Dhe economic recovery following the Putin shock is progressing more slowly than expected at the beginning of the year. This is shown not only by the forecast corrections by the economic research institutes, but also by the subdued expectations of German business, political and administrative leaders. Not even one in four believes that things will tend to improve in the coming six months.
Disturbing: Behind this finding there is obviously a deep concern about the competitiveness of the location, especially in the executive floors of the companies. This is indicated by the results of the new elite panel, for which the pollsters from Allensbach again surveyed almost 500 decision-makers on behalf of the FAZ and the magazine “Capital”.
The majority of top managers and entrepreneurs agree with the thesis “that Germany has passed its zenith and its best years are behind it”. The political leaders, on the other hand, mostly reject this judgment as too pessimistic.

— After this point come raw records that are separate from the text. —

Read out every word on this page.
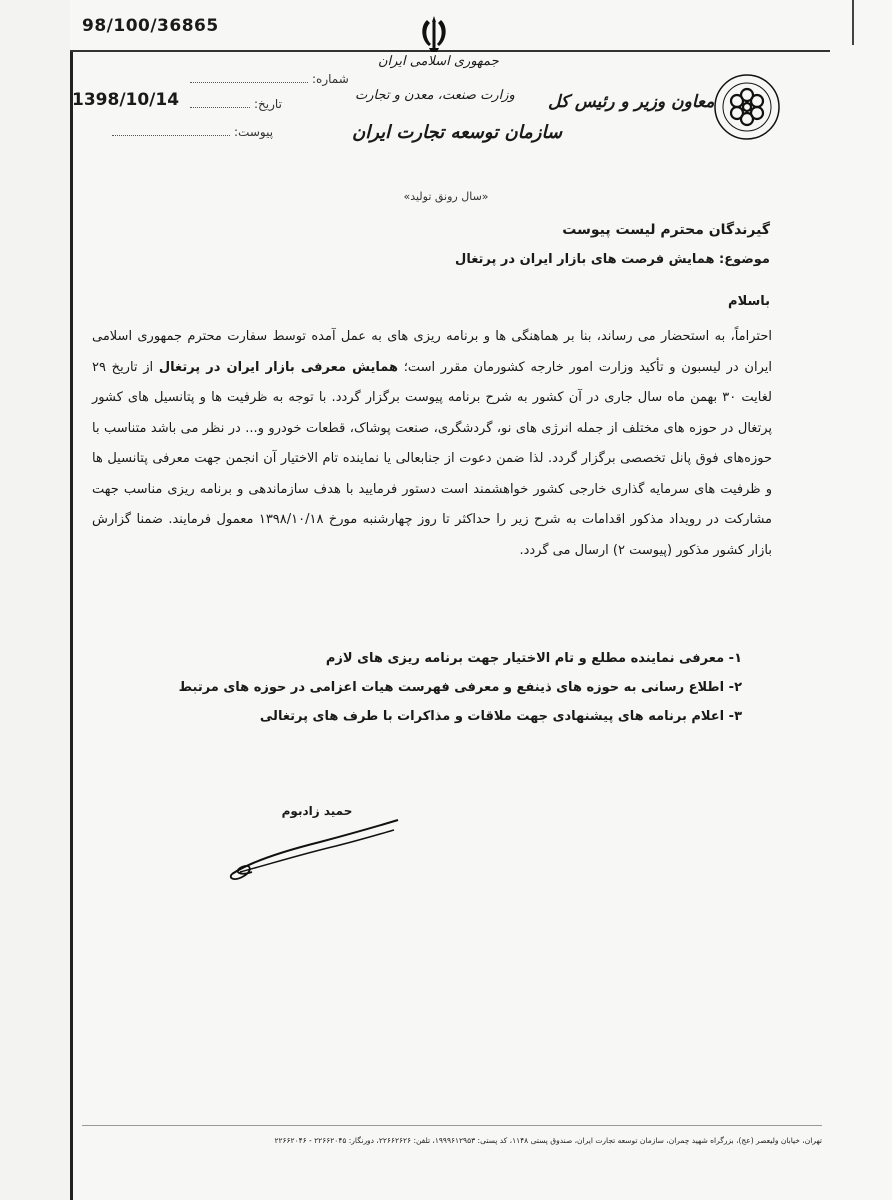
98/100/36865
شماره:
1398/10/14	تاریخ:
پیوست:
جمهوری اسلامی ایران
وزارت صنعت، معدن و تجارت
سازمان توسعه تجارت ایران
معاون وزیر و رئیس کل
«سال رونق تولید»
گیرندگان محترم لیست پیوست
موضوع: همایش فرصت های بازار ایران در پرتغال
باسلام
احتراماً، به استحضار می رساند، بنا بر هماهنگی ها و برنامه ریزی های به عمل آمده توسط سفارت محترم جمهوری اسلامی ایران در لیسبون و تأکید وزارت امور خارجه کشورمان مقرر است؛ همایش معرفی بازار ایران در پرتغال از تاریخ ۲۹ لغایت ۳۰ بهمن ماه سال جاری در آن کشور به شرح برنامه پیوست برگزار گردد. با توجه به ظرفیت ها و پتانسیل های کشور پرتغال در حوزه های مختلف از جمله انرژی های نو، گردشگری، صنعت پوشاک، قطعات خودرو و... در نظر می باشد متناسب با حوزه‌های فوق پانل تخصصی برگزار گردد. لذا ضمن دعوت از جنابعالی یا نماینده تام الاختیار آن انجمن جهت معرفی پتانسیل ها و ظرفیت های سرمایه گذاری خارجی کشور خواهشمند است دستور فرمایید با هدف سازماندهی و برنامه ریزی مناسب جهت مشارکت در رویداد مذکور اقدامات به شرح زیر را حداکثر تا روز چهارشنبه مورخ ۱۳۹۸/۱۰/۱۸ معمول فرمایند. ضمنا گزارش بازار کشور مذکور (پیوست ۲) ارسال می گردد.
۱- معرفی نماینده مطلع و تام الاختیار جهت برنامه ریزی های لازم
۲- اطلاع رسانی به حوزه های ذینفع و معرفی فهرست هیات اعزامی در حوزه های مرتبط
۳- اعلام برنامه های پیشنهادی جهت ملاقات و مذاکرات با طرف های پرتغالی
حمید زادبوم
تهران، خیابان ولیعصر (عج)، بزرگراه شهید چمران، سازمان توسعه تجارت ایران، صندوق پستی ۱۱۴۸، کد پستی: ۱۹۹۹۶۱۲۹۵۳، تلفن: ۲۲۶۶۲۶۲۶، دورنگار: ۲۲۶۶۲۰۴۵ - ۲۲۶۶۲۰۴۶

Reasons for the skepticism of entrepreneurs and managers are provided by a long list of major competitive disadvantages. It is led by the high energy costs, which 77 percent of those surveyed see as a disadvantage in international competition. Labor shortages, government regulation, digital backlogs and infrastructure in need of renovation follow at some distance. Labor costs and the tax burden are further negative points, but these currently seem to be less important than they used to be. Irrespective of this, the decision-makers show little sympathy for demands for the introduction of a four-day week with full wage compensation, which are raised by parts of the unions and the SPD.
Sobering were the answers given by top management when asked how good the chances were of regaining lost competitiveness. Above all, the decision-makers from the economy are extremely skeptical that this could succeed. Only 17 percent believe in a successful race to catch up. Confidence is greater in politics, but here, too, the pessimists have the upper hand.
The verdict on the work of the traffic light coalition, from which the elites initially had high hopes, is correspondingly critical. The vast majority of business leaders (76 percent) now believe that the federal government’s policies are weakening Germany. Almost half of the top politicians surveyed (47 percent) share this belief. A source of resentment is the abundance of detailed regulatory interventions by the state, especially in the areas of energy, transport and employment, keyword minimum wage. Half of those surveyed think the state intervenes too much.
Allensbach boss Renate Köcher points out how much this criticism contradicts the self-perception of the traffic light. “While there is a broad consensus in business that regulation is a competitive disadvantage, the SPD, Greens and FDP claim that their interventions are helpful and fulfill the desire for planning security,” said Köcher of the FAZ. However, the majority of the decision-makers surveyed from business and politics preferred market-based instruments such as a CO2-Award to combat climate change instead of tight government requirements.
The approval of a discounted industrial electricity price is therefore surprisingly low in the elite panel: Although many associations and corporations loudly demand this subsidy, only 52 percent of those surveyed by Allensbach consider such a help to relieve companies of electricity costs to be sensible. From Köcher’s point of view, this reflects the insight that high electricity prices can only be reduced through a permanently larger supply of energy, not through aid that is quickly canceled if majorities change or money runs out.